As you know, during my stay at El Rancho La Mesa I was taking daily spanish classes which required me to walk to town. One day during one of my sojourns I saw to tiny white puppies hiding in the scrub and rocks along side the dirt road.
Needless to say, it wasn’t the first time I’d run across a litter of puppies playing out on their own and I had learned how to keep my emotions at bay. As quickly as I caught sight of these two they disappeared into a crevice in the stones. For several day went by and watched for the puppies. If they were out I’d sit and let them approach, giving them a few pieces of kibble and water. I was at odds about feeding them since I wasn’t going to be around for a long time and I didn’t want them relying on me for food (would it alter their ability to scavenge for food?). They clearly needed nourishment so I left them food and water once a day.

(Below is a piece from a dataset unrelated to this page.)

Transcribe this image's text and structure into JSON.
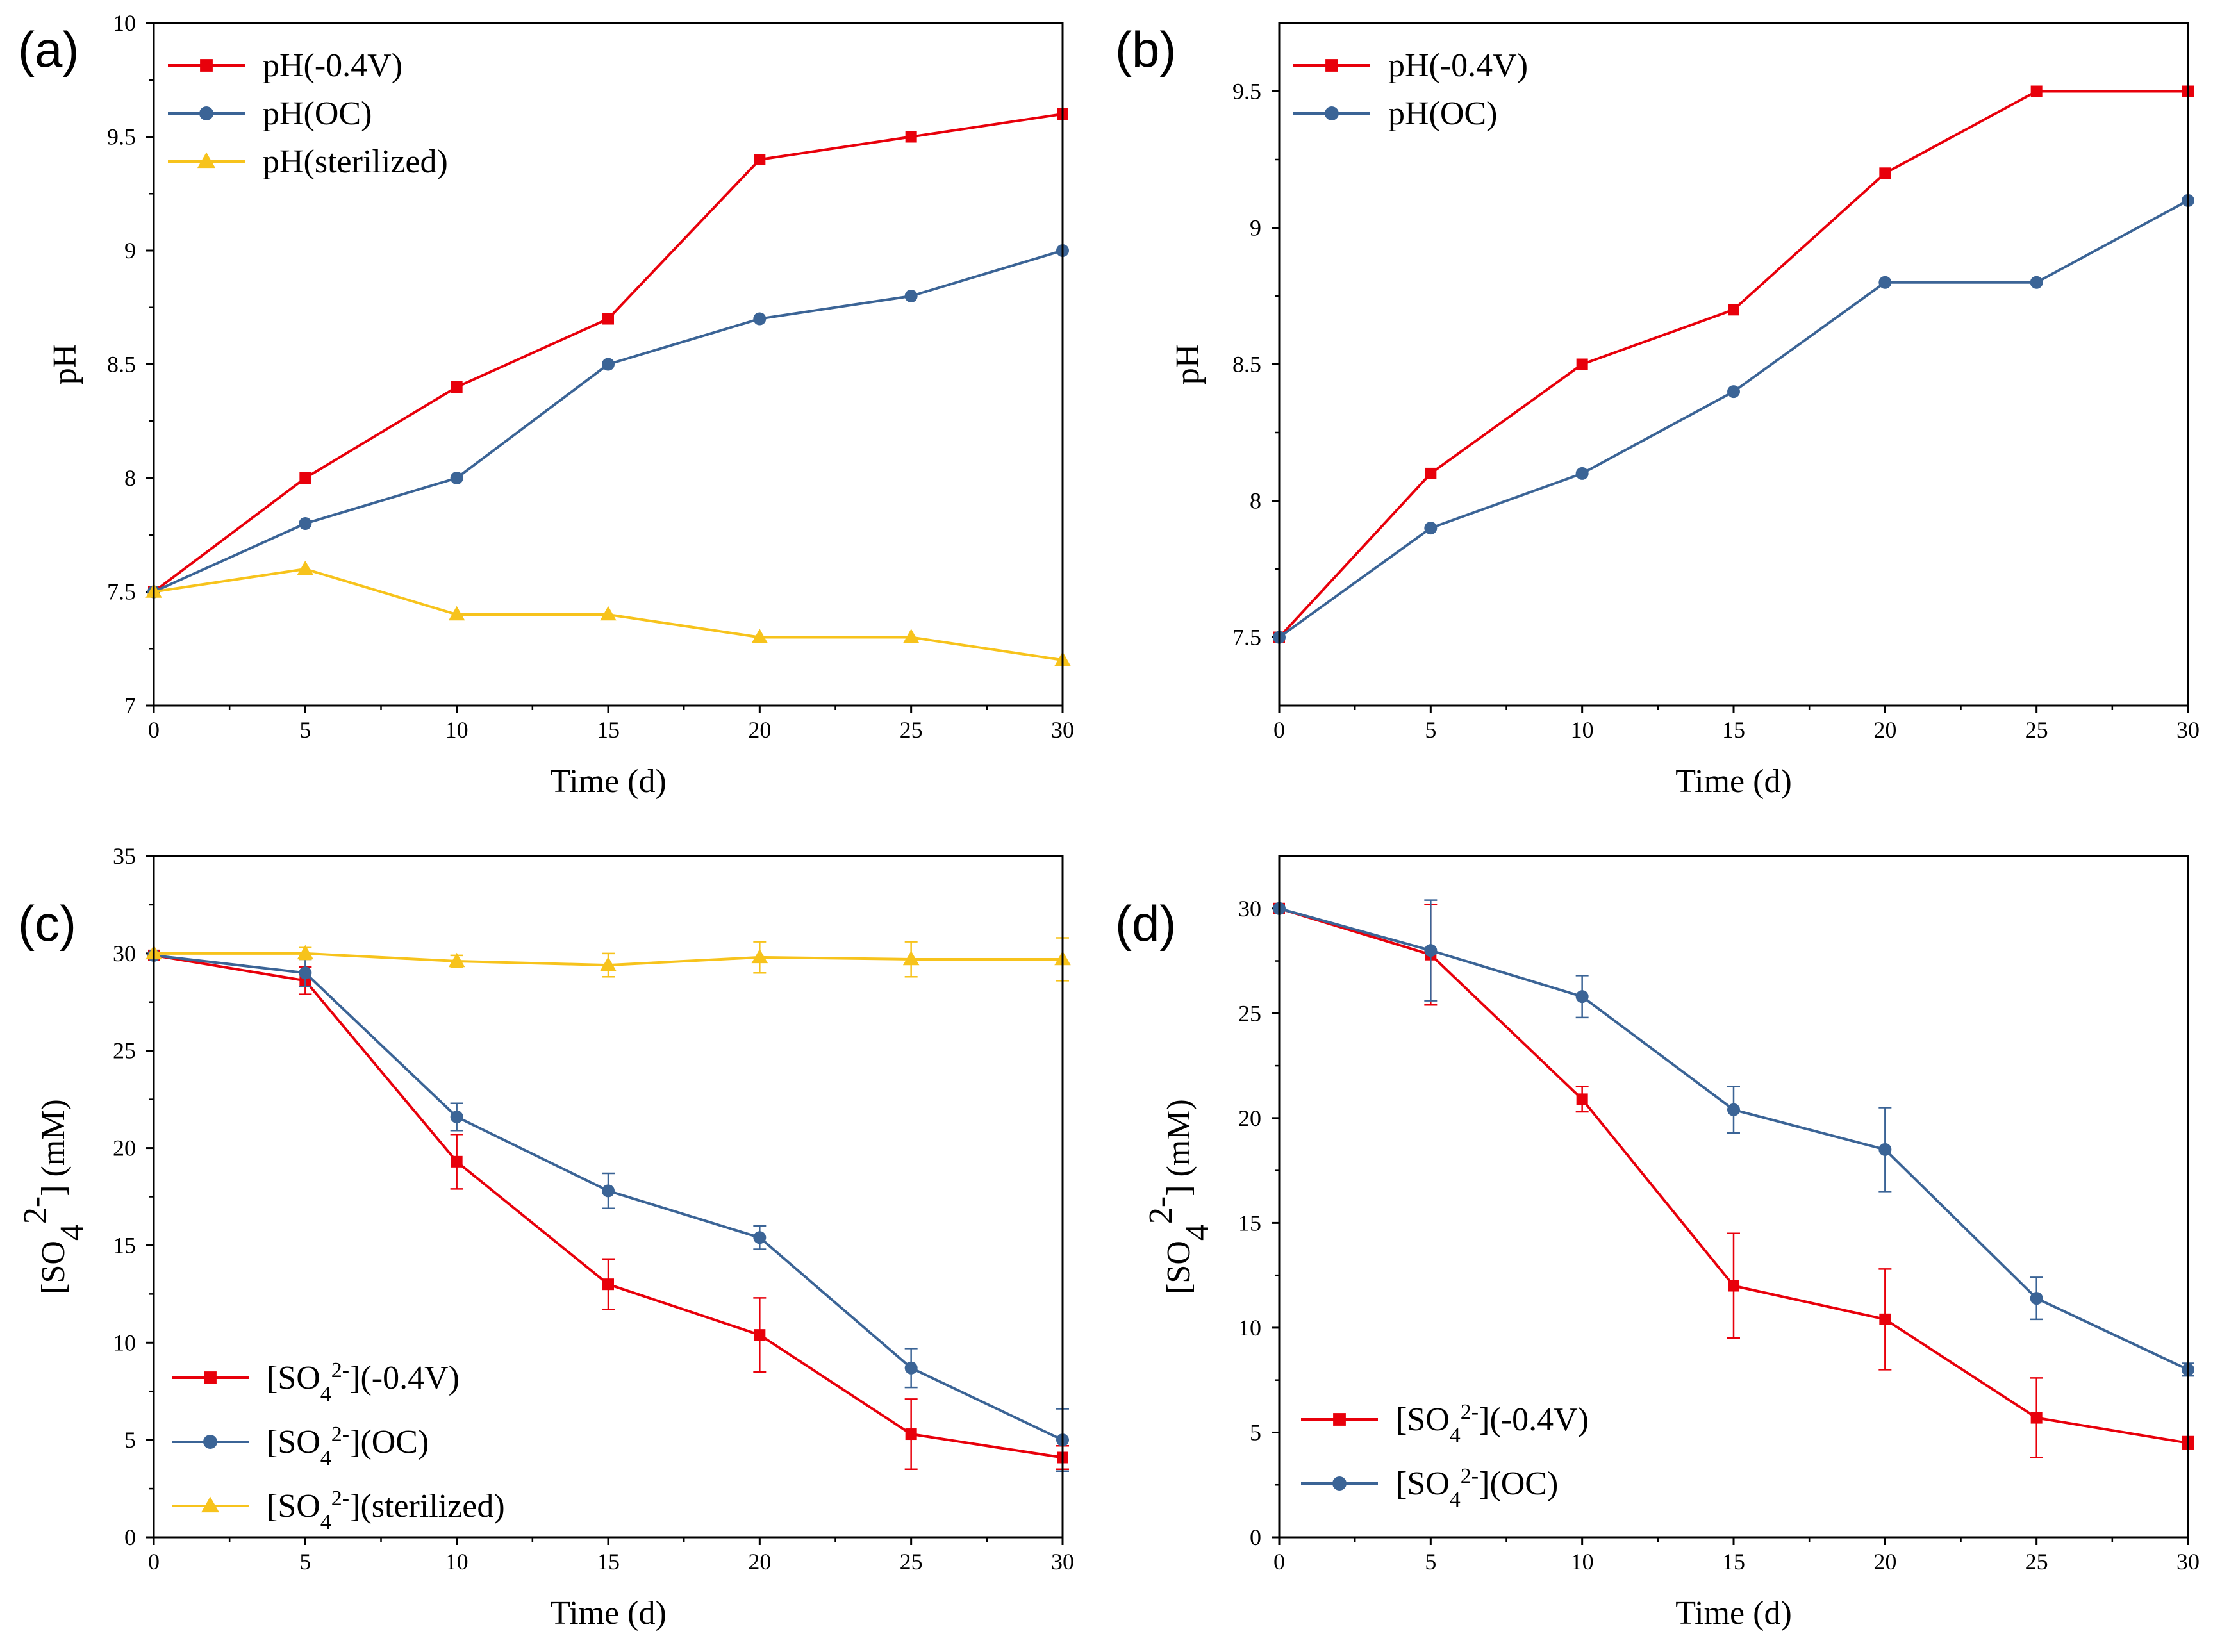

Since the puppies weren’t always around when I walked by I was always uncertain whether they or another animal had eaten the food but I continued to put some out. Finally the weekend came and I went for a visit armed with flea and worming medicine, I could at least treat them and give them a better chance to survive. Unfortunately, my efforts were too late and I found the little boy dead. Despite my determination not to ‘rescue’ the puppies, at this point I couldn’t leave the little girl alone so I scooped her up and brought her home. Nickel immediately took her as her own, letting the puppy nestle into her. Nickel’s attention gave little white puppy come comfort. When outside she was afraid to venture very far from under the truck and inside she
hid in the crate that I’d set up on the ‘couch’ in the camper. She was very timid of her environment (especially anything moving quickly) and petrified of the rain. It all made sense since she had been vulnerable to other dogs and predators and she had no body fat to protect her; getting wet would have meant her end. She shivered quite a bit and I wasn’t sure if it was fear or cold so I made a coat for her… out of what I had available, a sleeve from my PJ’s.I also kept a hot water bottle in the crate which not only kept her warm, I think it gave her some comfort since she was used to having another puppy to snuggle up against.
During her first week my efforts were to simply put weight on her and help her understand that she didn’t have to fight to survive any more. I strung flexible toys near crate to occupy her since there was no room in the camper for her to be on the floor but she had no idea what play was all about. Being up high served several purposes… reduced area for potty training, kept her out of the big girls’ way, allowed her to keep an eye on me (and vice-a-versa) and give her access to the crate so she’d learn to find comfort in it. She was fed all her meals in the crate as well.within the second week she was putting on a little weight
I‘m pretty sure this was her mother….
Well, the rest is just a long story of nurturing and training and significant efforts to find this little girl a home. With the help of my girls, Pup-ita’s personality blossomed and she not only learned how to sit, stay and come, she learned how to PLAY.
with Great Joy (and a heavy heart) Pup-ita left for her new para siempre home today… exactly 6 weeks after finding her.